De 1883 jusqu'à 1945, c'est la seconde phase de la dynastie des Nguyên qui compte 9 rois : Duc Duc (1883, règne de 3 jours), Hiêp Hoa (1883, assassiné après 4 mois de règne), Kiên Phuc (1883-1884), Hàm Nghi (1884-1886), Dông Khanh (1886-1889), Thành Thai (1889-1907), Duy Tân (1907-1916), Khai Dinh (1916-1925), Bao Dai (1925-1945).

En vue d'une appréciation objective sur l'œuvre de la dynastie des Nguyên, on ne peut laisser de côté sa seconde phase étant donné que le collaborationnisme des rois fantoches légitimait plus ou moins l'occupation française.

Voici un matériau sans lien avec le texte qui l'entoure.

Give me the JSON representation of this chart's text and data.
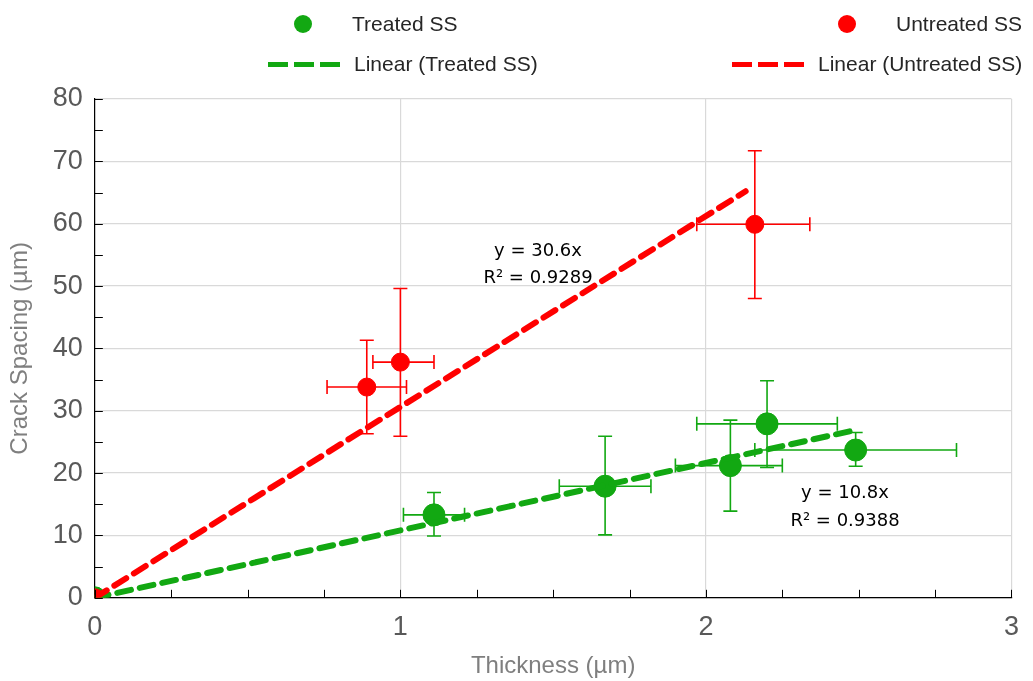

Trois parmi ces 9 souverains ne se laissent pas manipuler par l'administration coloniale : Hàm Nghi, Thành Thai et Duy Tân.

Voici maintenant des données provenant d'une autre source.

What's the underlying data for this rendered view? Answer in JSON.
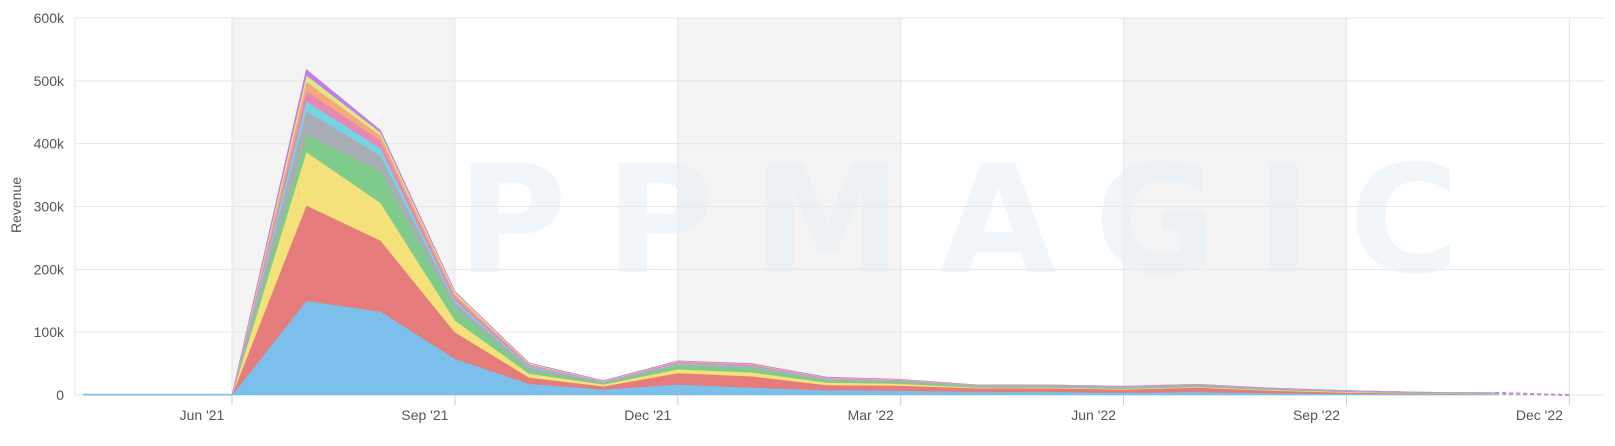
{
  "watermark": "APPMAGIC",
  "chart_data": {
    "type": "area",
    "stacked": true,
    "ylabel": "Revenue",
    "ylim": [
      0,
      600000
    ],
    "y_ticks": [
      0,
      100000,
      200000,
      300000,
      400000,
      500000,
      600000
    ],
    "y_tick_labels": [
      "0",
      "100k",
      "200k",
      "300k",
      "400k",
      "500k",
      "600k"
    ],
    "x_tick_labels": [
      "Jun '21",
      "Sep '21",
      "Dec '21",
      "Mar '22",
      "Jun '22",
      "Sep '22",
      "Dec '22"
    ],
    "x": [
      "2021-04",
      "2021-05",
      "2021-06",
      "2021-07",
      "2021-08",
      "2021-09",
      "2021-10",
      "2021-11",
      "2021-12",
      "2022-01",
      "2022-02",
      "2022-03",
      "2022-04",
      "2022-05",
      "2022-06",
      "2022-07",
      "2022-08",
      "2022-09",
      "2022-10",
      "2022-11",
      "2022-12"
    ],
    "projected_from": "2022-11",
    "grid": true,
    "shaded_bands": [
      [
        "2021-06",
        "2021-09"
      ],
      [
        "2021-12",
        "2022-03"
      ],
      [
        "2022-06",
        "2022-09"
      ]
    ],
    "series": [
      {
        "color": "#7bbfea",
        "values": [
          0,
          0,
          0,
          150000,
          133000,
          58000,
          18000,
          9000,
          17000,
          12000,
          8000,
          7000,
          5000,
          5000,
          4000,
          5000,
          3000,
          2000,
          1500,
          1000,
          0
        ]
      },
      {
        "color": "#e57b7b",
        "values": [
          0,
          0,
          0,
          152000,
          113000,
          42000,
          10000,
          5000,
          18000,
          18000,
          8000,
          8000,
          6000,
          6000,
          5000,
          7000,
          4000,
          2000,
          1000,
          500,
          0
        ]
      },
      {
        "color": "#f4e17a",
        "values": [
          0,
          0,
          0,
          85000,
          60000,
          19000,
          6000,
          3000,
          6000,
          6000,
          4000,
          3000,
          1000,
          1000,
          1000,
          1000,
          1000,
          1000,
          500,
          500,
          0
        ]
      },
      {
        "color": "#7ecb8b",
        "values": [
          0,
          0,
          0,
          28000,
          50000,
          20000,
          5000,
          2000,
          6000,
          7000,
          3000,
          3000,
          2000,
          1500,
          1500,
          1500,
          1000,
          500,
          500,
          500,
          0
        ]
      },
      {
        "color": "#a8adb3",
        "values": [
          0,
          0,
          0,
          37000,
          25000,
          8000,
          5000,
          1500,
          2000,
          2000,
          1500,
          1500,
          1000,
          1000,
          1000,
          1000,
          500,
          500,
          500,
          500,
          0
        ]
      },
      {
        "color": "#76d3e3",
        "values": [
          0,
          0,
          0,
          16000,
          12000,
          4000,
          2000,
          500,
          1500,
          1000,
          1000,
          500,
          500,
          500,
          500,
          500,
          500,
          500,
          500,
          500,
          0
        ]
      },
      {
        "color": "#e788b4",
        "values": [
          0,
          0,
          0,
          16000,
          12000,
          6000,
          2000,
          500,
          2000,
          2000,
          1500,
          1000,
          500,
          500,
          500,
          500,
          500,
          500,
          0,
          0,
          0
        ]
      },
      {
        "color": "#f5a878",
        "values": [
          0,
          0,
          0,
          15000,
          8000,
          4000,
          1500,
          500,
          1000,
          1000,
          500,
          500,
          500,
          500,
          500,
          500,
          500,
          0,
          0,
          0,
          0
        ]
      },
      {
        "color": "#dce88a",
        "values": [
          0,
          0,
          0,
          10000,
          5000,
          3000,
          1000,
          500,
          500,
          500,
          500,
          500,
          0,
          0,
          0,
          0,
          0,
          0,
          0,
          0,
          0
        ]
      },
      {
        "color": "#c07ee6",
        "values": [
          0,
          0,
          0,
          9000,
          3000,
          1000,
          500,
          500,
          500,
          500,
          500,
          0,
          0,
          0,
          0,
          0,
          0,
          0,
          0,
          0,
          0
        ]
      }
    ]
  }
}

Hàm Nghi, intronisé à l'âge de 12 ans, a pris le maquis et est devenu l'âme de l'insurrection patriotique Cân Vuong (Servir le Roi) : 1885-1896, bien qu'il soit exilé en Algérie en 1888. À cause de son attitude peu coopératrice, Thành Thai est exilé à l'île de Réunion en tant que malade mental. Son fils Duy Tân subit le même sort à 16 ans, en 1916, après l'échec d'un complot anti-français tramé par des lettrés patriotes du Viêt Nam Quang phuc hôi (Association pour la restauration du Vietnam).

Éclairée par l'expérience, l'administration coloniale a mis sur le trône en 1916 Khai Dinh, pleutre et homme sans aveu. À Paris, Nguyên Ai Quôc, le futur Hô Chi Minh, l'a ridiculisé dans une pièce humoristique, Le Dragon de bambou, lorsque ce souverain nié par son peuple, clown politique, visitait une exposition coloniale en France.

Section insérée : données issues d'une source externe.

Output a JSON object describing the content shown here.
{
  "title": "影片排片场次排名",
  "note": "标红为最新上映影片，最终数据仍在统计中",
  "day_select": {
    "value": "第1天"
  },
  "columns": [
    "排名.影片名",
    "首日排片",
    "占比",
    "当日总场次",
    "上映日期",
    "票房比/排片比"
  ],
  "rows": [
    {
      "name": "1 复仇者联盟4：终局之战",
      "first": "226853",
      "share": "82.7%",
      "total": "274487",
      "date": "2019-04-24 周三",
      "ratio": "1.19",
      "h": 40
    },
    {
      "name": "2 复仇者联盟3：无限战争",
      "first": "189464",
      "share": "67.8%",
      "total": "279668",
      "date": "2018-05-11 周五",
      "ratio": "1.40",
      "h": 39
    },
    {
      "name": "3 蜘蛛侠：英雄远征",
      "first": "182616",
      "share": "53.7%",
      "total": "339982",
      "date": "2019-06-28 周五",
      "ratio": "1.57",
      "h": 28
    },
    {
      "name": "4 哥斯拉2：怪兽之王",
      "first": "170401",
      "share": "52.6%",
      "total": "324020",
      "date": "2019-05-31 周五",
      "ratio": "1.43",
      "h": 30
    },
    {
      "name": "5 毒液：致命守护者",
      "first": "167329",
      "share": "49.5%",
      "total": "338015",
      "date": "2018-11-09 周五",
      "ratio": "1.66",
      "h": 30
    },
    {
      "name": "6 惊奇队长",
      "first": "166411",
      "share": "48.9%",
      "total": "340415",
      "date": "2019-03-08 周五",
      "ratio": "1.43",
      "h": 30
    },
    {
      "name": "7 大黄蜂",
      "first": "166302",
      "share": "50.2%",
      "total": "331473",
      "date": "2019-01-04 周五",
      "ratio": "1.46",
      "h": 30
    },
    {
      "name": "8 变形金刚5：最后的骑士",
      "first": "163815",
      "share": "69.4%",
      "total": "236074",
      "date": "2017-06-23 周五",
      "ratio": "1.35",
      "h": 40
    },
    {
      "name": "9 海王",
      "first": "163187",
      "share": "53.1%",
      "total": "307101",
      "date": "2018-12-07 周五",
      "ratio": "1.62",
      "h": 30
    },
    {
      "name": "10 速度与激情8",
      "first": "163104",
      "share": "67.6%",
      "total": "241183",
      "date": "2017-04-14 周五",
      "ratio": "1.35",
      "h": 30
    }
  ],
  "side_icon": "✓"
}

À 12 ans, Bao Dai succède à son père Khai Dinh en 1925. Il est envoyé à Paris pour être éduqué à la française, sous la tutelle d'un ancien administrateur colonial expérimenté. En 1932, il revient à Huê, soi-disant pour régner. Après une réforme formelle de la Cour, il devient la parfaite marionnette de la colonisation. Intelligent mais veule, il est l'homme du plaisir, coureur de jupon et fana de sport. En 1940, après l'occupation de Paris par les nazis, les Japonais occupent le Vietnam en gardant l'administration coloniale vichyssoise à son service jusqu'au coup de force de mars 1945. Ils octroient alors à Bao Dai une pseudo-indépendance nationale matérialisée par le cabinet Trân Trong Kim qui ne dure que 5 mois-Bao Dai abdique. Il accepte d'être le conseiller suprême du gouvernement Hô Chi Minh qui a mis fin à la domination japonaise et française grâce à la victoire de la Révolution d'Août 1945 ; oeuvre du Front patriotique Viêt Minh. Mais Bao Dai se rapproche ensuite des Français qui cherchent à reconquérir le Vietnam. Battus à Diên Biên Phu (1954), ils se regroupent au Sud, soutenant le gouvernement Bao Dai de leur création, après la partition du pays de part et d'autre du 17e parallèle. Le Premier ministre du Sud, Ngô Dinh Diêm, homme de main de Washington, rejette l'autorité de Bao Dai en 1955. Les Américains évincent les Français au Vietnam.

Sans appui politique, le dernier roi des Nguyên se retire en France pour y passer ses derniers jours.

(1) Éditions Thê Gioi-Hanoi
(2) Cõng rắn cắn gà nhà (dicton populaire) introduire dans le poulailler un serpent qui mord les poules de la maison.